The lesson she drew was about people rather than buildings. She said she learned to be careful about who she brings around her, and to avoid anyone arriving with their own agenda rather than a genuine commitment to her vision. An idea can come from someone who knows nothing about the field, she argued, as long as they do the homework and hire the best people they can find.
To rebuild, Johnson found a contractor who had just been through the same ordeal. She flew to meet him with her plans in hand, walked him through what she wanted, and came away convinced he had bought into the vision. She handed him the job of assembling the team that would deliver it. Of that group, she said, only one person has since left, and when they tried to return she declined to rehire them, saying that once someone walks away she no longer trusts them.
The Salamander project tested her long before the contractor did. The land had belonged to the political hostess Pamela Harriman, who died in 1997 after collapsing in the pool at the Ritz in Paris. A broker approached Johnson to ask whether she might buy the acreage from Harriman's estate. Years of touring as a classical violinist had given Johnson a taste for European-style luxury, and she saw a chance to bring some of that feeling to the Virginia countryside.
Middleburg did not roll out the welcome mat. Johnson, who is Black, said the reception in the small Virginia town was hostile, describing a backlash so fierce it felt as though the community had risen up against her. Neighbors fought her over permits and zoning at town council meetings and aired their complaints to visiting reporters. She said she eventually prevailed by a single vote, after a decade of wrangling.
What she wanted to build was more than a hotel. Johnson envisioned a place that could host professional sports teams, performances by American Ballet Theatre and a film festival, the last of those encouraged by her fellow Sundance board member Robert Redford. She is a part owner of three Washington franchises, the Capitals, the Wizards and the Mystics, through her stake in Monumental Sports & Entertainment.
The resort opened in 2013 and has since become an economic engine for a town that had been struggling. Johnson said Salamander pumps about $1.8 million a year into the local economy, employs hundreds of people at the property and around 4,000 across her wider business, and gave rise to the Middleburg Film Festival, now a fixture for cinephiles.
The property has collected the industry's top honors, including a Michelin Key, a five-star rating in the Forbes Travel Guide and a place on the Travel + Leisure 500. It anchors a collection that Johnson, now 77, has expanded to include properties in Aspen, Charleston, Palm Harbor and Reunion in Florida, and resorts in Jamaica and Anguilla, with more planned.
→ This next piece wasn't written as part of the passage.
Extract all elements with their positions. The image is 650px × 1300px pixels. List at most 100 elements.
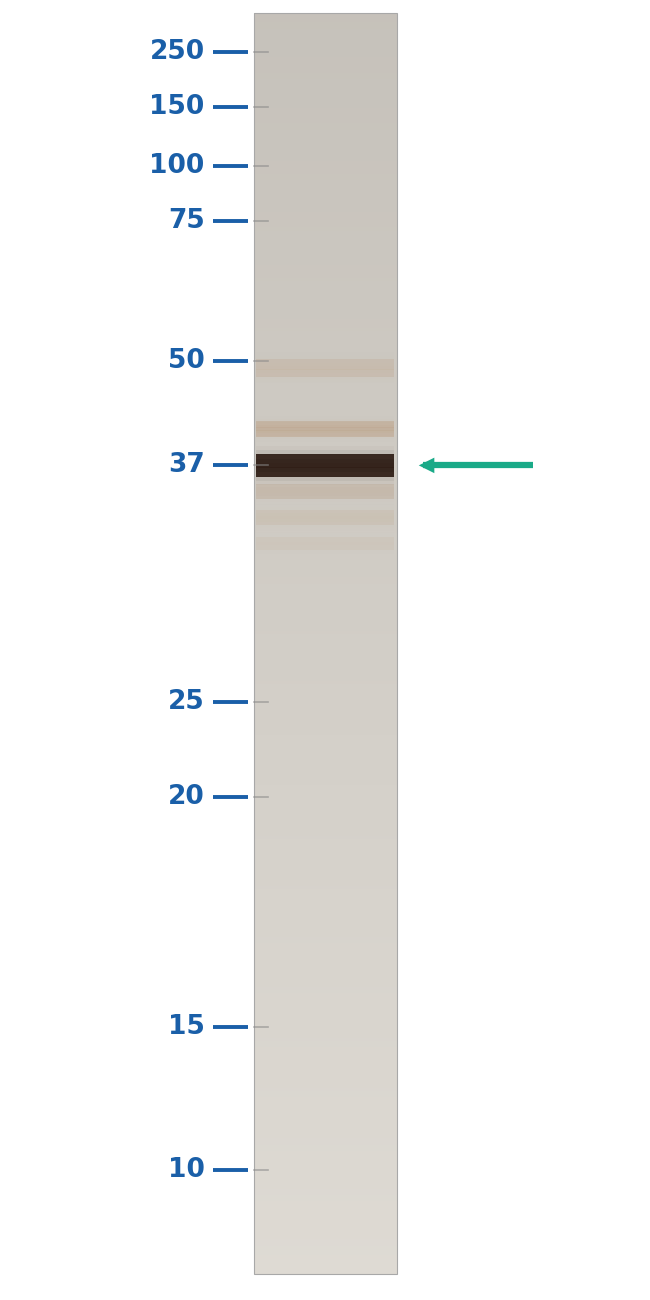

Johnson's path to hospitality ran through media. She and her then-husband, Robert Johnson, built BET into the first cable network aimed at Black American audiences, selling it to Viacom in a deal worth about $3 billion. After their divorce, she sold her stake and poured her fortune into hotels, sports and real estate, a reinvention she has described as the third act of her life.
She is widely regarded as one of the first Black women in America to reach billionaire status, and remains the only Black woman to wholly own a Forbes Five-Star resort. She has used that platform to push for more diversity in an industry where ownership and senior roles remain overwhelmingly white.
The $12 million she lost early on, Johnson suggested, bought her something more durable than any single building. It taught her to trust her instincts, do the work and surround herself with people who share her stake in the outcome, a discipline that has carried the Salamander name from a contested patch of Virginia horse country to hotels across the United States and the Caribbean.